Autoencoder/Embedding vs PCA, tSNE & Co.
Unfortunately, our world has only three dimensions, computer screens only two even. To visualise high-dimensional data, we have to reduce it to see it. This process is comes with the cost of losing information, as all the data has to be compressed into a much smaller space. In the case of embeddings (i.e. word2vec) this is very helpful. Mikolov et al. used a very simple neural network to reduce a large vocabulary of words down to 50/100/300 dimensions and found, that this lower dimensional space has useful properties, for example that the Euclidean distance between data points can be interpreted as semantic similarity. To visualise the vocabulary, data scientists and researchers often use tSNE (Marten et al, 2009). While other dimensionality reduction approaches (e.g.
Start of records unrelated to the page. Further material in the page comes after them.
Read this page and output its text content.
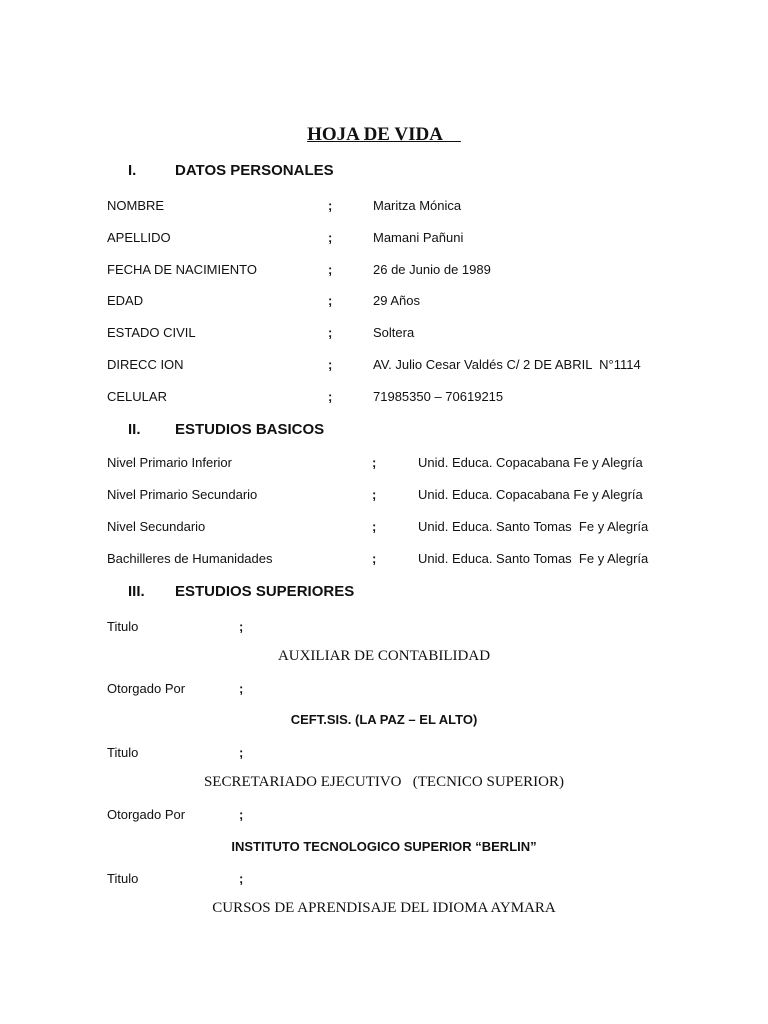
HOJA DE VIDA
I.	DATOS PERSONALES
NOMBRE	;	Maritza Mónica
APELLIDO	;	Mamani Pañuni
FECHA DE NACIMIENTO	;	26 de Junio de 1989
EDAD	;	29 Años
ESTADO CIVIL	;	Soltera
DIRECC ION	;	AV. Julio Cesar Valdés C/ 2 DE ABRIL  N°1114
CELULAR	;	71985350 – 70619215
II. ESTUDIOS BASICOS
Nivel Primario Inferior	;	Unid. Educa. Copacabana Fe y Alegría
Nivel Primario Secundario	;	Unid. Educa. Copacabana Fe y Alegría
Nivel Secundario	;	Unid. Educa. Santo Tomas  Fe y Alegría
Bachilleres de Humanidades	;	Unid. Educa. Santo Tomas  Fe y Alegría
III. ESTUDIOS SUPERIORES
Titulo	;
AUXILIAR DE CONTABILIDAD
Otorgado Por	;
CEFT.SIS. (LA PAZ – EL ALTO)
Titulo	;
SECRETARIADO EJECUTIVO   (TECNICO SUPERIOR)
Otorgado Por	;
INSTITUTO TECNOLOGICO SUPERIOR “BERLIN”
Titulo	;
CURSOS DE APRENDISAJE DEL IDIOMA AYMARA
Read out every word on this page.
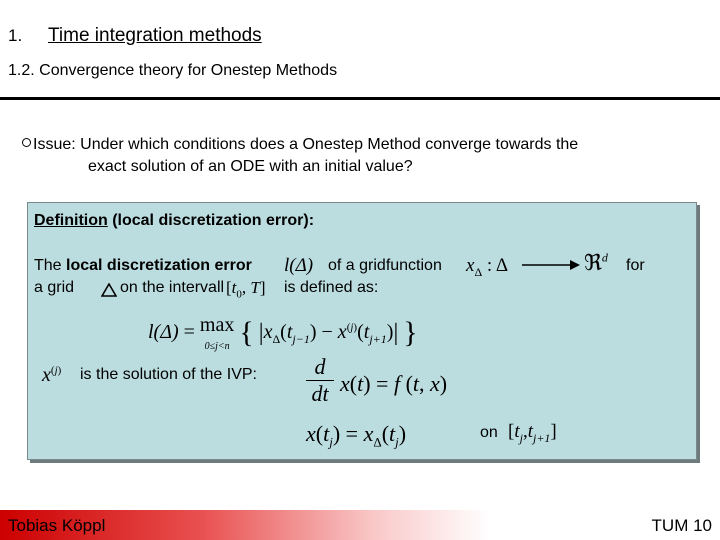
1. Time integration methods
1.2. Convergence theory for Onestep Methods
Issue: Under which conditions does a Onestep Method converge towards the
exact solution of an ODE with an initial value?
Definition (local discretization error):
The local discretization error l(Δ) of a gridfunction $x_\Delta$ : Δ	ℜ$^d$ for
a grid	on the intervall [$t_0$, T] is defined as:
l(Δ) = max
0≤j<n { $|x_\Delta(t_{j-1}) - x^{(j)}(t_{j+1})|$ }
$x^{(j)}$ is the solution of the IVP:	d
dt x(t) = f (t, x)
$x(t_j) = x_\Delta(t_j)$	on $[t_j,t_{j+1}]$
Tobias Köppl	TUM 10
PCA) may not reflect relatedness properties well, tSNE uses a cost function, which keeps points that are clustered in the high dimensional space together even in the low dimensional space.
In this master’s thesis, we want to compare the influence algorithms for the first stage in tSNE. Furthermore, we would like to transfer the tSNE cost function to some kind of auto-encoder, so that we are able to reduce all data in one go with a single (simple) model. This thesis can be very low-level and math heavy (proper understanding of mathematical model behind neural nets & develop cost function) or engineering heavy (comparing lots of existing methods to find good constellations).